Tornike Mzhavia
About Tornike Mzhavia
Tornike Mzhavia is a Lead Software Engineer specializing in Machine Learning at Thomson Reuters, with over a decade of experience in various industries. He holds a Bachelor's degree in Computer Science and a Master's degree in Automation Engineering, and has worked in roles ranging from Data Scientist to AI Developer across multiple companies.
Work at Thomson Reuters
Tornike Mzhavia currently serves as a Lead Software Engineer specializing in Machine Learning at Thomson Reuters. He has held this position since 2022 and is based in London, England. In this role, he focuses on developing and implementing machine learning solutions to enhance the company's data processing capabilities.
Previous Experience in Data Science
Before joining Thomson Reuters, Tornike Mzhavia worked as a Data Scientist at Skillific from 2017 to 2020, contributing for three years. He also briefly worked in 2016 as a Data Scientist for four months in Estonia. His experience in data science includes roles that involved analyzing data and building predictive models.

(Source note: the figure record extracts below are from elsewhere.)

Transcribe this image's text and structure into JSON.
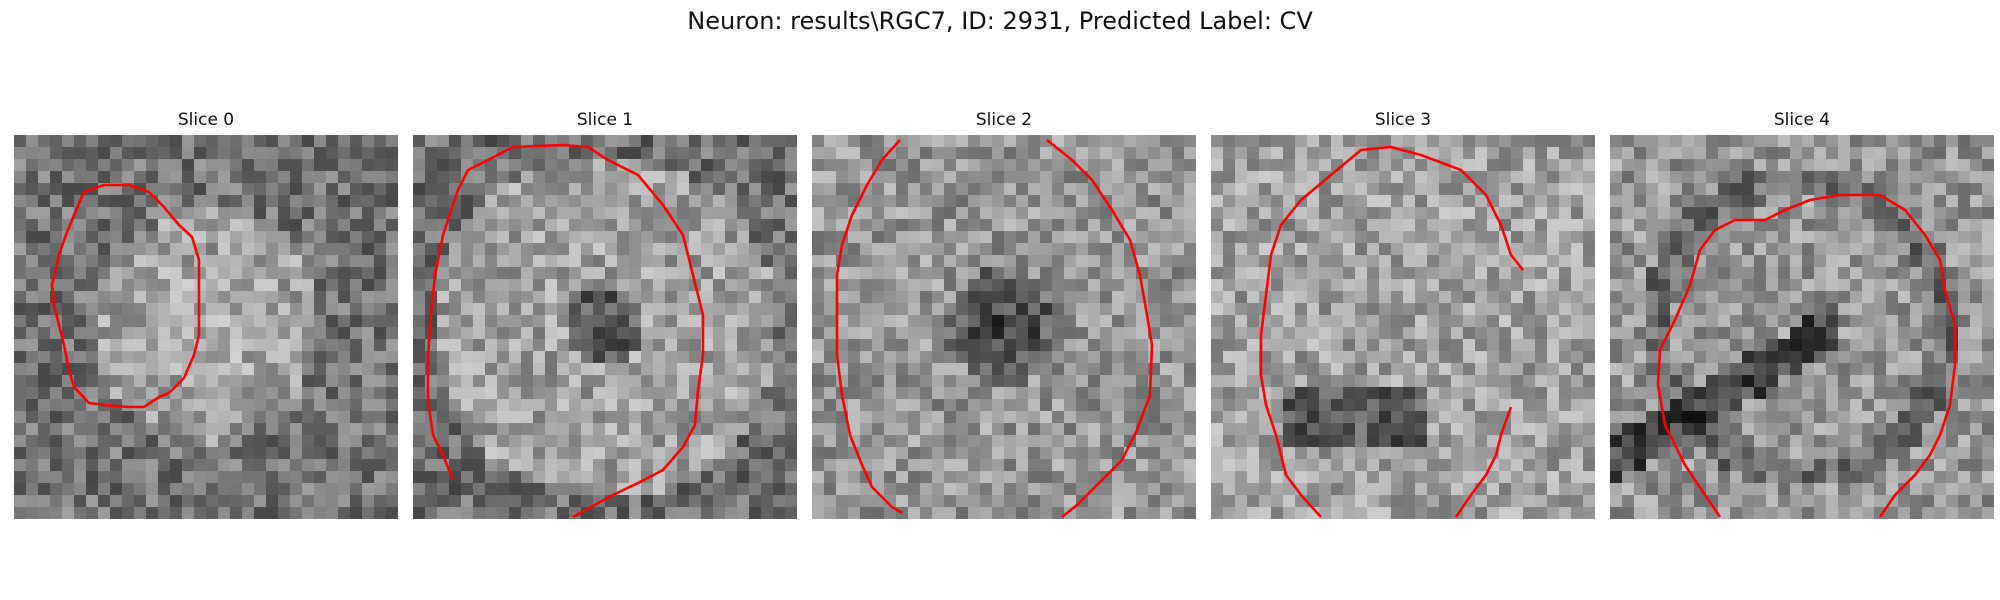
{
  "figure": {
    "title": "Neuron: results\\RGC7, ID: 2931, Predicted Label: CV"
  },
  "slices": [
    {
      "label": "Slice 0",
      "seed": 17,
      "bright": "center"
    },
    {
      "label": "Slice 1",
      "seed": 41,
      "bright": "ring-dark-center"
    },
    {
      "label": "Slice 2",
      "seed": 73,
      "bright": "dark-center"
    },
    {
      "label": "Slice 3",
      "seed": 97,
      "bright": "ring-dark-lower"
    },
    {
      "label": "Slice 4",
      "seed": 131,
      "bright": "dark-band"
    }
  ],
  "colors": {
    "contour": "#ff0000"
  }
}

Background in Education and Expertise
Tornike Mzhavia holds a Bachelor's degree in Computer Science from Tbilisi State University, which he completed from 2009 to 2014. He furthered his education by obtaining a Master of Science (M.Sc.) in Mechatronics, Robotics, and Automation Engineering from TalTech – Tallinn University of Technology between 2014 and 2016. His academic background supports his expertise in machine learning and software engineering.
Experience in Cloud Architecture and AI Development
In addition to his current role, Tornike Mzhavia has worked as a Cloud and ML Architect at CellKey since 2021, operating remotely from Seoul, South Korea. He has also held positions such as a Data Engineer at NGX Bio and an AI Developer at Neiron. His diverse experience spans over a decade and includes sectors like fraud detection, bioinformatics, and automation.
Teaching and Skills in Machine Learning
Tornike Mzhavia has experience in teaching machine learning and computer science, sharing his knowledge with others in the field. He possesses strong skills in Cloud architecture, Artificial Intelligence, Python, and .NET, which are essential for his roles in software engineering and data science.